For How To Build A Girl, based on the 2014 semi-autobiographical novel by Caitlin Moran, Feldstein slipped out of her American skin to play teenager living in Wolverhampton, England, who longs to escape from her mundane daily reality with a dream of something better, augmented by guidance from a fantasized panel of famous literary advisors.
To immerse herself into the Wolverhampton culture, the Los Angeles native moved to the Midland city, a two-hour drive north of London, took a job in a local store, and was given strict instructions by the film’s director, Coky Giedroyc, never to slip out of her developing British dialect, whether dealing with store customers or ordering her lunch.
“It was a challenge,” she now laughs about the experience. “But the local people there really embraced me, and by the end, I think I was like their mini Mayor.”
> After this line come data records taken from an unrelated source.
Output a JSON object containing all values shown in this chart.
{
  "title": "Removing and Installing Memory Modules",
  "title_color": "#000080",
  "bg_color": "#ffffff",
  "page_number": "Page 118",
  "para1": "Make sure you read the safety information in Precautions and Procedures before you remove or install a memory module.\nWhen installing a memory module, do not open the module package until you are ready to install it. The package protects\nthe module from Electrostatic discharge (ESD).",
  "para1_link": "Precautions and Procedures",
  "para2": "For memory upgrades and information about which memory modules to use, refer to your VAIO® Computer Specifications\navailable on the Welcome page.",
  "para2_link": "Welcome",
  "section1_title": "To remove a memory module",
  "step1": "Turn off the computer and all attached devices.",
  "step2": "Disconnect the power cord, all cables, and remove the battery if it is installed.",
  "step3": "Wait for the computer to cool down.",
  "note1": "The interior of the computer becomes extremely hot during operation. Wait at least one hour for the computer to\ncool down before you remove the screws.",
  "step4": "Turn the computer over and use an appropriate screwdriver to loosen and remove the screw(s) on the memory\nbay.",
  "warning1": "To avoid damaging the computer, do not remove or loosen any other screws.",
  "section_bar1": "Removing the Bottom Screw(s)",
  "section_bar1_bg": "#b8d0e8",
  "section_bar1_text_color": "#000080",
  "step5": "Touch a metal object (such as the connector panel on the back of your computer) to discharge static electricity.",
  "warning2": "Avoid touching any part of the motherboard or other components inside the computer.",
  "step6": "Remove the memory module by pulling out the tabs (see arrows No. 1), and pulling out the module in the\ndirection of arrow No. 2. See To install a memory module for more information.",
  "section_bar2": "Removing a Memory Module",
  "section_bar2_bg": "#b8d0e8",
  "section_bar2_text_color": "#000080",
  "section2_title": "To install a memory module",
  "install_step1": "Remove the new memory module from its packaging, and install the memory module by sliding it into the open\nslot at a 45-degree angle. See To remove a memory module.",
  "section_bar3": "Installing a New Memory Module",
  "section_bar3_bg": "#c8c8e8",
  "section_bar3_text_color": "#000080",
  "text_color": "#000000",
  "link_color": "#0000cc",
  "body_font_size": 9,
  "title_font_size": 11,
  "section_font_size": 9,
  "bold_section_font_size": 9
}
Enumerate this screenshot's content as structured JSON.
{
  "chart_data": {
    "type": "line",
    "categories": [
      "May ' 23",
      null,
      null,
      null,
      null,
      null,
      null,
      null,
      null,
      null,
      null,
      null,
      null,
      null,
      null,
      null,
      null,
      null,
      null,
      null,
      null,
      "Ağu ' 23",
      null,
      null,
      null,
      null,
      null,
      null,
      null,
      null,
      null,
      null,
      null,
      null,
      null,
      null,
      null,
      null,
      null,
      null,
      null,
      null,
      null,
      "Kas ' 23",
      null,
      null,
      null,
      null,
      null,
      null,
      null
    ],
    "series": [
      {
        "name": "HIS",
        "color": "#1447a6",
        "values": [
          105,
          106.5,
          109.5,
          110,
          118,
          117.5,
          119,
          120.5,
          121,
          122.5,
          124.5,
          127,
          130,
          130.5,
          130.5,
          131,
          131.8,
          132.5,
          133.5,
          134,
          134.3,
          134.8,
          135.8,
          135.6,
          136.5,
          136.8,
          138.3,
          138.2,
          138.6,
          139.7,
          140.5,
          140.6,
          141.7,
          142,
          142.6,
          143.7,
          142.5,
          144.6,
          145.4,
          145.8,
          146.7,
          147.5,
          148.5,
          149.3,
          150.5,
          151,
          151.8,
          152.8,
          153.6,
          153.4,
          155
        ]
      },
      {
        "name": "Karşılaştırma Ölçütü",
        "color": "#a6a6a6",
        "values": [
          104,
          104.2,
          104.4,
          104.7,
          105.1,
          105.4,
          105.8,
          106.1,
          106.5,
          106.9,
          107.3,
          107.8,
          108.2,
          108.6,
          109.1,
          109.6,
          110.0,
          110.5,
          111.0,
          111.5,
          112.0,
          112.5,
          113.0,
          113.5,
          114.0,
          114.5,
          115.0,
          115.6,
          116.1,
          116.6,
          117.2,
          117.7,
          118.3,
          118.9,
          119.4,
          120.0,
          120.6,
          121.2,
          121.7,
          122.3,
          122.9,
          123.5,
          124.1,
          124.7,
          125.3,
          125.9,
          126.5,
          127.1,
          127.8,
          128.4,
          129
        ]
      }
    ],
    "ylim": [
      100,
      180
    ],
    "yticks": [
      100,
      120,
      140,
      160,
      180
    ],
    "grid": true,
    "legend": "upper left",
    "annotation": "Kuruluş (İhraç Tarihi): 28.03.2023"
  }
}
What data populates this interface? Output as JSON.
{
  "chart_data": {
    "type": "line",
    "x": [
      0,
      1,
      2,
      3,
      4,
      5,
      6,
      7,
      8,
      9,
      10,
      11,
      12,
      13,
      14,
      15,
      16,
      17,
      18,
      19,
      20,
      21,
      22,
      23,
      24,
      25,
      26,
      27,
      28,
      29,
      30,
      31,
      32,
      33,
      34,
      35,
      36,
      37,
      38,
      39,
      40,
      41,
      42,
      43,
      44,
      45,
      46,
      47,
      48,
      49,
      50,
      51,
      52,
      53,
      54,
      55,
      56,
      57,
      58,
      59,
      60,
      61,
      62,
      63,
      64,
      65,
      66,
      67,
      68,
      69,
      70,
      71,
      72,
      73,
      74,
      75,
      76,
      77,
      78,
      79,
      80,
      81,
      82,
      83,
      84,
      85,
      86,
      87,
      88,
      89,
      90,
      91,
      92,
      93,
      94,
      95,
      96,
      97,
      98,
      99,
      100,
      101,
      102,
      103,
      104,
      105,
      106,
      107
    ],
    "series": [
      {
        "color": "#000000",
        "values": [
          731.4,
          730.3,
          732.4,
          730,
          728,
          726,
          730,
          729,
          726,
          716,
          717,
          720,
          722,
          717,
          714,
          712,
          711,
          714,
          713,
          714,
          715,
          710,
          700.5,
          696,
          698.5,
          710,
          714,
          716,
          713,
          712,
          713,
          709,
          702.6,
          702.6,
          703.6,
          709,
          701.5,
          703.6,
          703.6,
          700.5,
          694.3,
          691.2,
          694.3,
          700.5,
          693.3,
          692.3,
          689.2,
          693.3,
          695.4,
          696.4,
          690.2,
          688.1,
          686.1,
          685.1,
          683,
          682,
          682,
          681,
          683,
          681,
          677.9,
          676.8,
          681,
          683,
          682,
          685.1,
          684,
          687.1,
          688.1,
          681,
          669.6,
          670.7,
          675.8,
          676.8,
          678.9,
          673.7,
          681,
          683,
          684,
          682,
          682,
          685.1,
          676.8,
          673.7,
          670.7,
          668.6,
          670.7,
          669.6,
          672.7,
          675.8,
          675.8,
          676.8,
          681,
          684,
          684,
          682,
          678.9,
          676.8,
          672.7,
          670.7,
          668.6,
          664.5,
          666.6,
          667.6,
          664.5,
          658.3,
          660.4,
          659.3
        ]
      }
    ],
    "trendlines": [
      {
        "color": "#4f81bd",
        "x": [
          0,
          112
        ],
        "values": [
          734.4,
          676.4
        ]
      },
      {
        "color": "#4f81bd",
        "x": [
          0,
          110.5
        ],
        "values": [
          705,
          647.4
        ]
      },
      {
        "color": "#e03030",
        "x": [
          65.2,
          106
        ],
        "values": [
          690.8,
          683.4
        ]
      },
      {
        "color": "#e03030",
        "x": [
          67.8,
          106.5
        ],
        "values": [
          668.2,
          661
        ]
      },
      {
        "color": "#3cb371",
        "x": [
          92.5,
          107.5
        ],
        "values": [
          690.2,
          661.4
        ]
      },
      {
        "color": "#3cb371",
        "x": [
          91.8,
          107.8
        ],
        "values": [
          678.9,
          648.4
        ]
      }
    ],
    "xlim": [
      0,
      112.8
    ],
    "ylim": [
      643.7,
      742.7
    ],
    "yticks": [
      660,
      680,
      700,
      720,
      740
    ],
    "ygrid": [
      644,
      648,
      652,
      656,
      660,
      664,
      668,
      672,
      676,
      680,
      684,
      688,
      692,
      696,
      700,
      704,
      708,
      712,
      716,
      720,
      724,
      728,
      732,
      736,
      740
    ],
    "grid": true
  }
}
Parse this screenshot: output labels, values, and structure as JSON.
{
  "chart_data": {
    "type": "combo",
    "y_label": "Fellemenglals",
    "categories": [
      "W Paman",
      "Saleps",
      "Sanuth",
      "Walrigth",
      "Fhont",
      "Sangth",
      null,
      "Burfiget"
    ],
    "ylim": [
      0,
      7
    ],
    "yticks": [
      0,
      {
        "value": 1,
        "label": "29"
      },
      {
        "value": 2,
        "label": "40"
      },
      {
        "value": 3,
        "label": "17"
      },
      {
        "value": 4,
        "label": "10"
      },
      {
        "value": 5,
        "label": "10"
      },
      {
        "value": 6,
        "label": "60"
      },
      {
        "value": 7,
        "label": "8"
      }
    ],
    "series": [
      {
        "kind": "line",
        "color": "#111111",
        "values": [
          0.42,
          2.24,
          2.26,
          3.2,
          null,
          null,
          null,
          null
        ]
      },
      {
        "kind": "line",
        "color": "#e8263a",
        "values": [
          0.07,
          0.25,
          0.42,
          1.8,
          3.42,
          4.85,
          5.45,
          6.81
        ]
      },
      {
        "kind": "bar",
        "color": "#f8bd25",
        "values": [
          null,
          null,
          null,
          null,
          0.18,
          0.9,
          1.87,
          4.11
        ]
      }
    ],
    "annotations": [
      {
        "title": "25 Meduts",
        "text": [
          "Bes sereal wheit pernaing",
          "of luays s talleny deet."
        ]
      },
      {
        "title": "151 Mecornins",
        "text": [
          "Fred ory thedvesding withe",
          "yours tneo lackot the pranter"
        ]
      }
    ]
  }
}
The young girl’s aspirations take flight, when at age 16, in an effort to make money to help her struggling Bohemian family, she gets hired to write for a noted music magazine. Thrust into a world she has long been sheltered from, the opportunity shatters her cocoon of adolescence, propelling her to the fast-moving motorway of adulthood, as the ever-so-nice Johanna becomes Dolly Wilde, a fast-talking, Goth-inspired cynic who takes no prisoners with her excoriating music reviews. But that venture eventually takes its toll as she realizes this new persona she has created might destroy everything she truly loves.
While Feldstein herself has yet to be seduced to an alternative persona than her own, she does recognize why Dolly felt she had to walk down that path.
“We have to do things that are prescribed to us in order to take advantage of an opportunity,” she explains during this interview. “With Johanna, she is told she is too nice and that her writings are too fangirl, and that to get ahead, she has to get a hate.” While there are those who need look no further than the current political landscape to find an illustration of this, Feldstein’s performance offers an empathetic insight about how once someone does decide to cross over to that dark side, it doesn’t feel dark anymore. It becomes warm and inviting.
“But what I love about Johanna is that she owns her slipups and comes through to the other side,” she adds. “That, to me, gives young women permission to make mistakes and not be defined by them.”